The initial focus will be on refining Sea-Lion for the Tamil language, estimated to be spoken by 60 to 85 million people worldwide, with many in India and Southeast Asia.

Sony Research, which has a strong presence in India, said the partnership aims to address the underrepresentation of Southeast Asian languages in the global LLM landscape. The work will be conducted through its Sony AI division.

“Access to LLMs that address the global landscape of language and culture has been a barrier to driving research and developing new technologies that are representative and equitable for the global populations we serve,” said Hiroaki Kitano, president of Sony Research.

“In Southeast Asia specifically, there are more than a thousand different languages spoken by the citizens of the region. This linguistic diversity underscores the importance of ensuring AI models and tools are designed to support the needs of all populations around the world,” he added.

Kitano has been an active participant in the Singapore technology community and is affiliated with a number of research organisations and initiatives in the city-state. He is a member of Singapore’s Advisory Council on the Ethical Use of AI and Data.

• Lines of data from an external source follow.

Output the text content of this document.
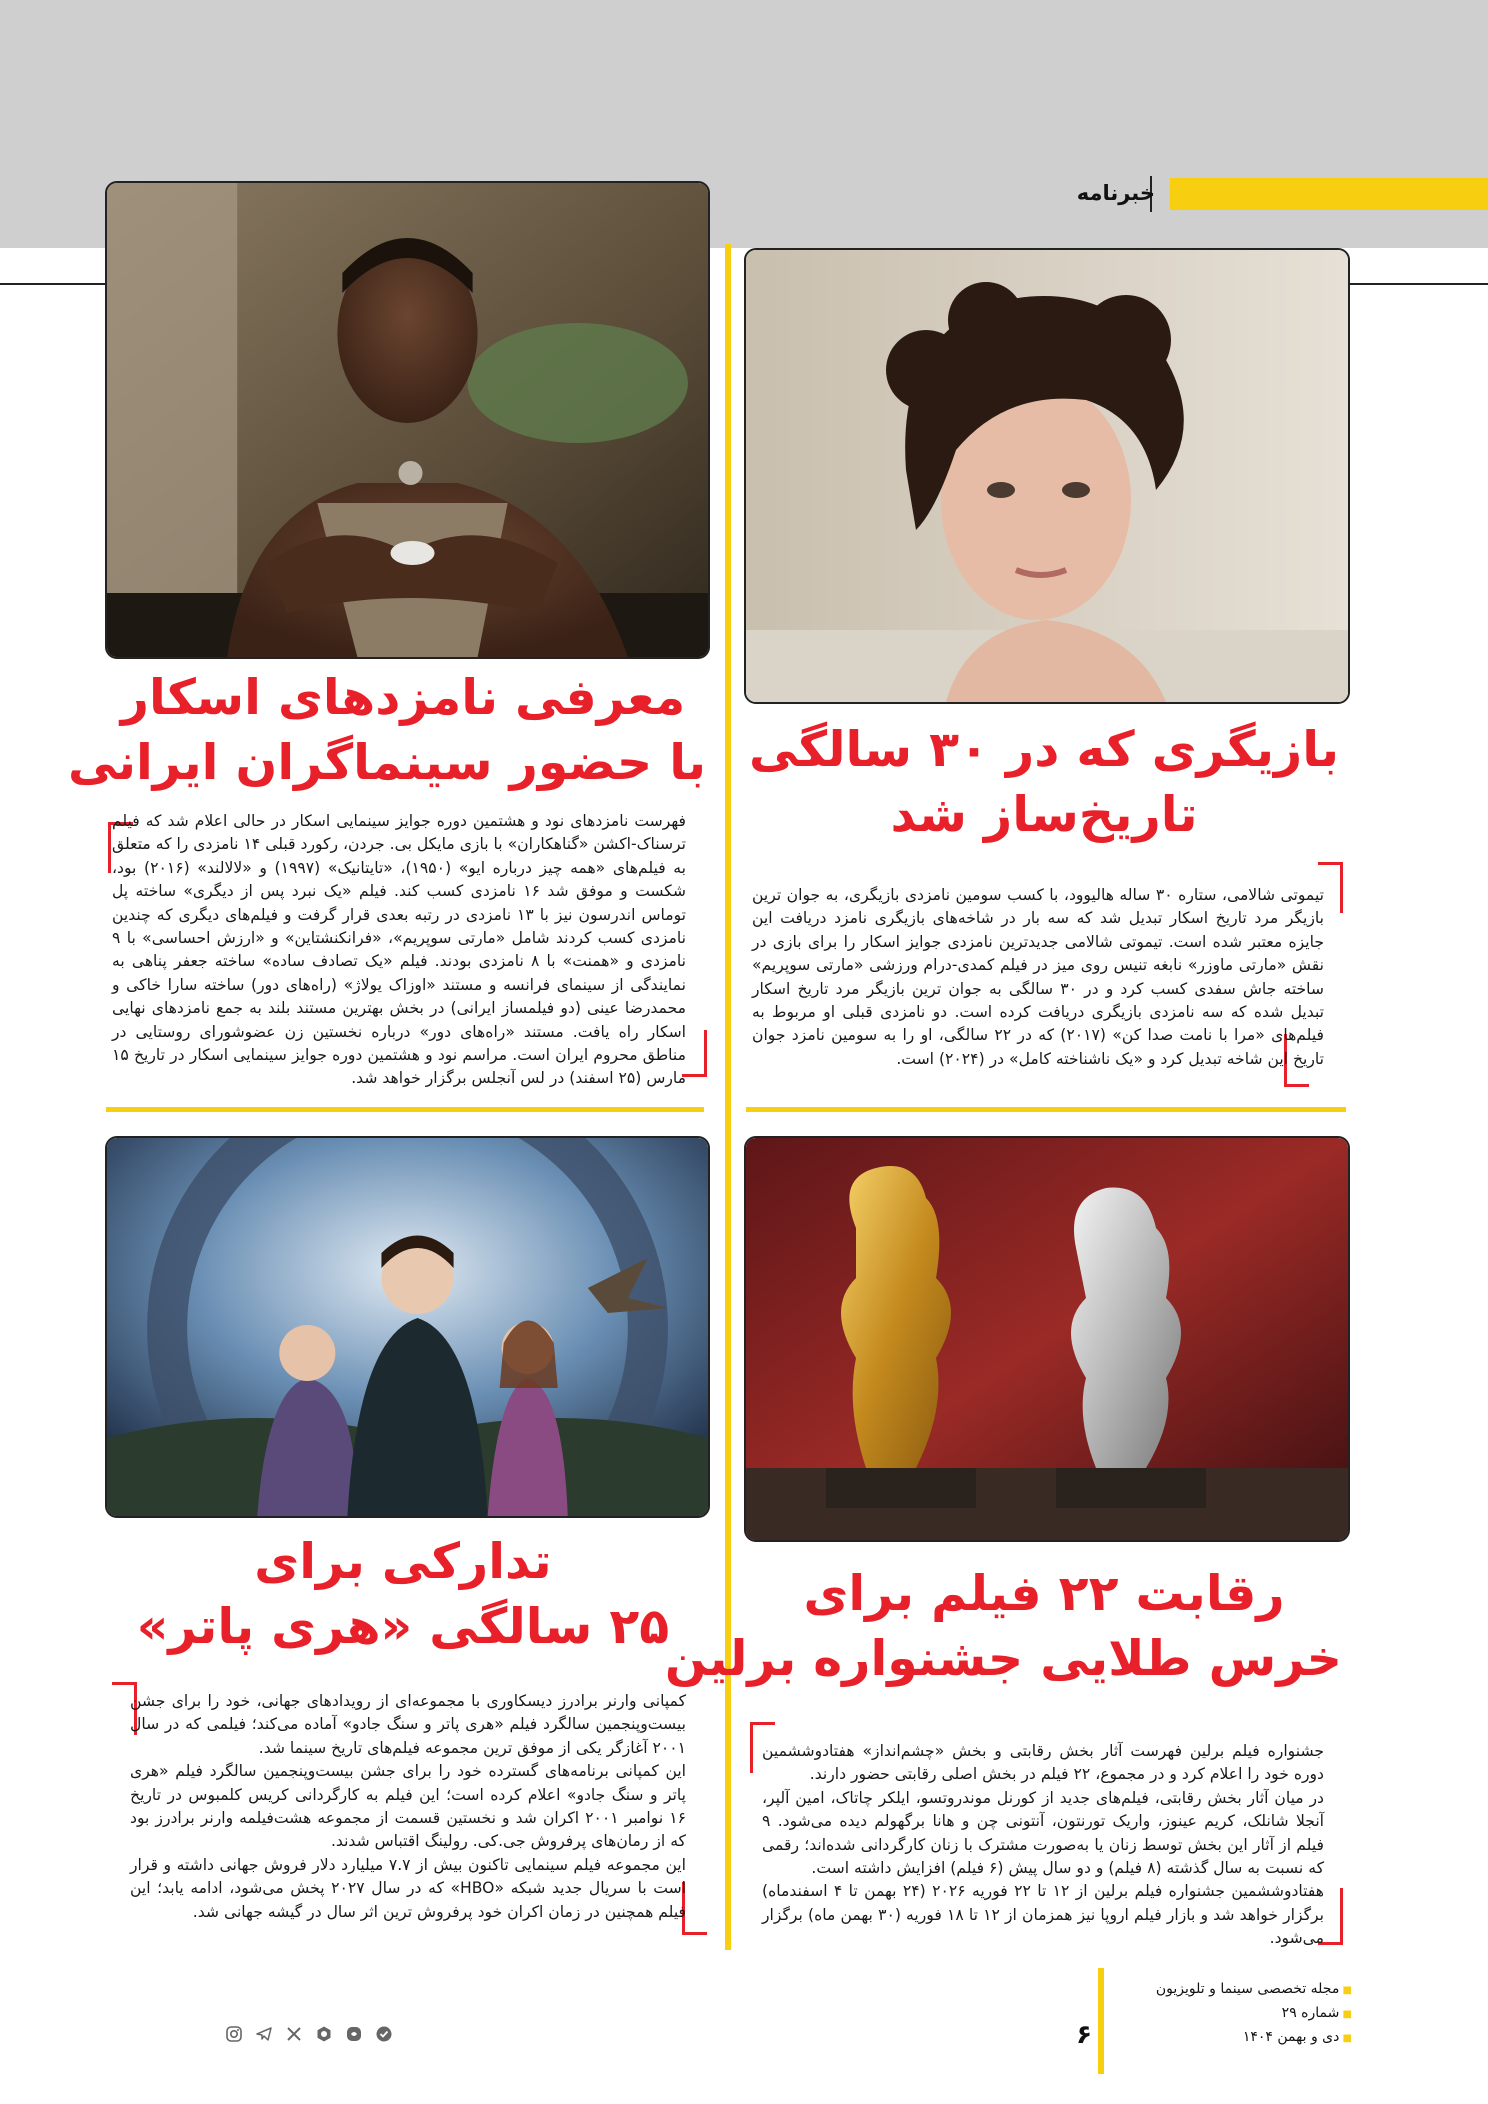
خبرنامه
معرفی نامزدهای اسکار
با حضور سینماگران ایرانی بازیگری که در ۳۰ سالگی
تاریخ‌ساز شد
تدارکی برای
۲۵ سالگی «هری پاتر»
رقابت ۲۲ فیلم برای
خرس طلایی جشنواره برلین

فهرست نامزدهای نود و هشتمین دوره جوایز سینمایی اسکار در حالی اعلام شد که فیلم ترسناک-اکشن «گناهکاران» با بازی مایکل بی. جردن، رکورد قبلی ۱۴ نامزدی را که متعلق به فیلم‌های «همه چیز درباره ایو» (۱۹۵۰)، «تایتانیک» (۱۹۹۷) و «لالالند» (۲۰۱۶) بود، شکست و موفق شد ۱۶ نامزدی کسب کند. فیلم «یک نبرد پس از دیگری» ساخته پل توماس اندرسون نیز با ۱۳ نامزدی در رتبه بعدی قرار گرفت و فیلم‌های دیگری که چندین نامزدی کسب کردند شامل «مارتی سوپریم»، «فرانکنشتاین» و «ارزش احساسی» با ۹ نامزدی و «همنت» با ۸ نامزدی بودند. فیلم «یک تصادف ساده» ساخته جعفر پناهی به نمایندگی از سینمای فرانسه و مستند «اوزاک یولاژ» (راه‌های دور) ساخته سارا خاکی و محمدرضا عینی (دو فیلمساز ایرانی) در بخش بهترین مستند بلند به جمع نامزدهای نهایی اسکار راه یافت. مستند «راه‌های دور» درباره نخستین زن عضوشورای روستایی در مناطق محروم ایران است. مراسم نود و هشتمین دوره جوایز سینمایی اسکار در تاریخ ۱۵ مارس (۲۵ اسفند) در لس آنجلس برگزار خواهد شد.

تیموتی شالامی، ستاره ۳۰ ساله هالیوود، با کسب سومین نامزدی بازیگری، به جوان ترین بازیگر مرد تاریخ اسکار تبدیل شد که سه بار در شاخه‌های بازیگری نامزد دریافت این جایزه معتبر شده است. تیموتی شالامی جدیدترین نامزدی جوایز اسکار را برای بازی در نقش «مارتی ماوزر» نابغه تنیس روی میز در فیلم کمدی-درام ورزشی «مارتی سوپریم» ساخته جاش سفدی کسب کرد و در ۳۰ سالگی به جوان ترین بازیگر مرد تاریخ اسکار تبدیل شده که سه نامزدی بازیگری دریافت کرده است. دو نامزدی قبلی او مربوط به فیلم‌های «مرا با نامت صدا کن» (۲۰۱۷) که در ۲۲ سالگی، او را به سومین نامزد جوان تاریخ این شاخه تبدیل کرد و «یک ناشناخته کامل» در (۲۰۲۴) است.

کمپانی وارنر برادرز دیسکاوری با مجموعه‌ای از رویدادهای جهانی، خود را برای جشن بیست‌وپنجمین سالگرد فیلم «هری پاتر و سنگ جادو» آماده می‌کند؛ فیلمی که در سال ۲۰۰۱ آغازگر یکی از موفق ترین مجموعه فیلم‌های تاریخ سینما شد.

این کمپانی برنامه‌های گسترده خود را برای جشن بیست‌وپنجمین سالگرد فیلم «هری پاتر و سنگ جادو» اعلام کرده است؛ این فیلم به کارگردانی کریس کلمبوس در تاریخ ۱۶ نوامبر ۲۰۰۱ اکران شد و نخستین قسمت از مجموعه هشت‌فیلمه وارنر برادرز بود که از رمان‌های پرفروش جی.کی. رولینگ اقتباس شدند.

این مجموعه فیلم سینمایی تاکنون بیش از ۷.۷ میلیارد دلار فروش جهانی داشته و قرار است با سریال جدید شبکه «HBO» که در سال ۲۰۲۷ پخش می‌شود، ادامه یابد؛ این فیلم همچنین در زمان اکران خود پرفروش ترین اثر سال در گیشه جهانی شد.

جشنواره فیلم برلین فهرست آثار بخش رقابتی و بخش «چشم‌انداز» هفتادوششمین دوره خود را اعلام کرد و در مجموع، ۲۲ فیلم در بخش اصلی رقابتی حضور دارند.

در میان آثار بخش رقابتی، فیلم‌های جدید از کورنل موندروتسو، ایلکر چاتاک، امین آلپر، آنجلا شانلک، کریم عینوز، واریک تورنتون، آنتونی چن و هانا برگهولم دیده می‌شود. ۹ فیلم از آثار این بخش توسط زنان یا به‌صورت مشترک با زنان کارگردانی شده‌اند؛ رقمی که نسبت به سال گذشته (۸ فیلم) و دو سال پیش (۶ فیلم) افزایش داشته است.

هفتادوششمین جشنواره فیلم برلین از ۱۲ تا ۲۲ فوریه ۲۰۲۶ (۲۴ بهمن تا ۴ اسفندماه) برگزار خواهد شد و بازار فیلم اروپا نیز همزمان از ۱۲ تا ۱۸ فوریه (۳۰ بهمن ماه) برگزار می‌شود.

۶
■ مجله تخصصی سینما و تلویزیون
■ شماره ۲۹
■ دی و بهمن ۱۴۰۴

Leslie Teo, senior director of AI products at AI Singapore, said the Sea-Lion model, with its Tamil language capabilities, holds great potential to boost the performance of new AI applications.

“We are particularly eager to contribute to the testing and refinement of the Sea-Lion models for Tamil and other Southeast Asian languages, while also sharing our expertise and best practices in LLM development,” he added.

Sea-Lion was developed by AI Singapore to address the need for localised LLMs that better reflect the context and values of Southeast Asia. The open-source model was designed to be smaller, more flexible and faster than commonly used LLMs in the market today.

Besides Sony Research, AI Singapore has partnered with IBM to test Sea-Lion using IBM’s AI technology and incorporate AI governance into the model to assist companies in managing AI compliance, risk management and model lifecycle management.

It is also working with Google on a research project to build a corpus of training data that can be used to train, finetune and evaluate LLMs in Southeast Asian languages.